Le philosophe suisse Mark Hunyadi plaide avec force pour que l’on passe de l’éthique usuelle pointilliste, où « c’est comme si nous luttions pour la liberté de choisir la couleur des briques de notre propre prison », à une Grande éthique voyant large et loin (2). Sa position n’a certainement pas eu jusqu’ici les échos qu’elle mérite ; parce que, bien sûr, c’est beaucoup - infiniment ? - plus compliqué de changer de modèle général de société.
Or, c’est un tel changement qu’implique la mobilisation des marcheurs pour le climat. Les mieux disposés – je pense à des amis politiques de haut niveau et autres notables – vous écoutent, consentent qu’il y a un problème, mais le saut logique qui consisterait à mettre en cause le « système » reste simplement inimaginable. Avec, entre autres, l’excuse classique du « On ne peut pas être sage tout seul ». Il le faudra bien pourtant, une fois.

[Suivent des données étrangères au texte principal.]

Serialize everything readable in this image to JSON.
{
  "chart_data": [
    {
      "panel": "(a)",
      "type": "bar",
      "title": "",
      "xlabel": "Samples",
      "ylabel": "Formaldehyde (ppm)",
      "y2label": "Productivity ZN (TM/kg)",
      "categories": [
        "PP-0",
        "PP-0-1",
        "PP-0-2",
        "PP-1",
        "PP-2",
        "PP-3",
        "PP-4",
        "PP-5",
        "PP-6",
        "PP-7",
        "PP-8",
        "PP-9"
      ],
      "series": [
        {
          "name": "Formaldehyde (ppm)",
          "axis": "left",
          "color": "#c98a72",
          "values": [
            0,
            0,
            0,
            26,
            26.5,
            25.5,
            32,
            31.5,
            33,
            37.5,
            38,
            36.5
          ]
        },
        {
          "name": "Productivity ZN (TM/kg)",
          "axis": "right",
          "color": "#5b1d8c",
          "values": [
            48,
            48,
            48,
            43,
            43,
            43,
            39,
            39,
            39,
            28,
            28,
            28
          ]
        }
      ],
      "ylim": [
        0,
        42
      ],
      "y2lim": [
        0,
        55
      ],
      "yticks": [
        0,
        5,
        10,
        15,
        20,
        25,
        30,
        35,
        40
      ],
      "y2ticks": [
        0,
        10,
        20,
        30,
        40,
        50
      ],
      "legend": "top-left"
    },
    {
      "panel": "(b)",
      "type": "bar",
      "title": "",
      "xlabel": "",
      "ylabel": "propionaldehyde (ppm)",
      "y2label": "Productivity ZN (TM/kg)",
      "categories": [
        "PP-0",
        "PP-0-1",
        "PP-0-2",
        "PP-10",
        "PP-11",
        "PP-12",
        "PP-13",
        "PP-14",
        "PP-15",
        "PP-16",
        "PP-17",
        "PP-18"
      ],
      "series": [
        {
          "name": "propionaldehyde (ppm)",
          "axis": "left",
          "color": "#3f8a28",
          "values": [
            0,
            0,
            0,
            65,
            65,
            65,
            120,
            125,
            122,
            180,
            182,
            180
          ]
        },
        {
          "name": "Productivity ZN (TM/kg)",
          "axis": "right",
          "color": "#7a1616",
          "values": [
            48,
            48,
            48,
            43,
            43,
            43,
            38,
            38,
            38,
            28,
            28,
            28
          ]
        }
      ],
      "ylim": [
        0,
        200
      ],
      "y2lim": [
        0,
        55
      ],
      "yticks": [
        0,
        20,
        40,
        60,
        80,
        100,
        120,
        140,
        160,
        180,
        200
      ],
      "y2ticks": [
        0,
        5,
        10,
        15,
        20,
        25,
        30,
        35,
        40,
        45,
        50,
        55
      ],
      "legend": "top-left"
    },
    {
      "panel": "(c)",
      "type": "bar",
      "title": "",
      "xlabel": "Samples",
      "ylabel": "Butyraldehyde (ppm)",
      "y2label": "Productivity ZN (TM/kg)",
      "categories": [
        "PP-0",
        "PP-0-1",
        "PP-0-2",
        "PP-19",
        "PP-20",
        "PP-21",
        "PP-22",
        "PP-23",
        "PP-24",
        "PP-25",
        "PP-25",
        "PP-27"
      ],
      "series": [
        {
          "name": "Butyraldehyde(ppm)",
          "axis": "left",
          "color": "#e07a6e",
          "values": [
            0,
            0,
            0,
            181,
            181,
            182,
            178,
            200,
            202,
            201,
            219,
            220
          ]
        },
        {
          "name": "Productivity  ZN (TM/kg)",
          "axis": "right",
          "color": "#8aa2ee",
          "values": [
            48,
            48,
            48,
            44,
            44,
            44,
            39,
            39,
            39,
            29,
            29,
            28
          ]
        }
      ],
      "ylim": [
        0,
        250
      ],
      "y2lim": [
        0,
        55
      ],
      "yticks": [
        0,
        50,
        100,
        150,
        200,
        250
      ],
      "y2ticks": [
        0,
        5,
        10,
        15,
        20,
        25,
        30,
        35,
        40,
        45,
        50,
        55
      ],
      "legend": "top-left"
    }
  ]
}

Les médecins, les soignants et les intervenants du domaine social sont évidemment concernés, au vu des impacts délétères du dérèglement climatique, pour les personnes individuelles et leur bien-être comme pour la santé publique – la mise au point la plus affûtée étant le « Compte à rebours » de Lancet, une des meilleures revues médicales du monde, régulièrement mis à jour (3). Un exemple : c’est sur la base de données scientifiques que les « Aînées pour la protection du climat » ont entrepris une action en justice contre le Gouvernement fédéral, au motif que les femmes de plus de 70 ans sont plus touchées par les effets du réchauffement que d’autres groupes.
A souligner le fait que les étudiants et leurs institutions s’engagent vivement pour cette cause. Dans une quinzaine de Hautes Ecoles de Suisse se déroulent du 4 au 9 mars les multiples activités de la Semaine de la Durabilité (Sustainability Week Switzerland), dont le lancement pour l’Unil et l’EPFL a eu lieu le 28 février à Dorigny.
A noter aussi, lors de l’interview d’António Guterres par Darius Rochebin dans «Pardonnez-moi» du dimanche 3 mars 2019, le secrétaire général de l’ONU a affirmé au cours de la conversation et sans que le journaliste le questionne sur le climat : «Nous sommes en train de perdre la bataille du changement climatique.»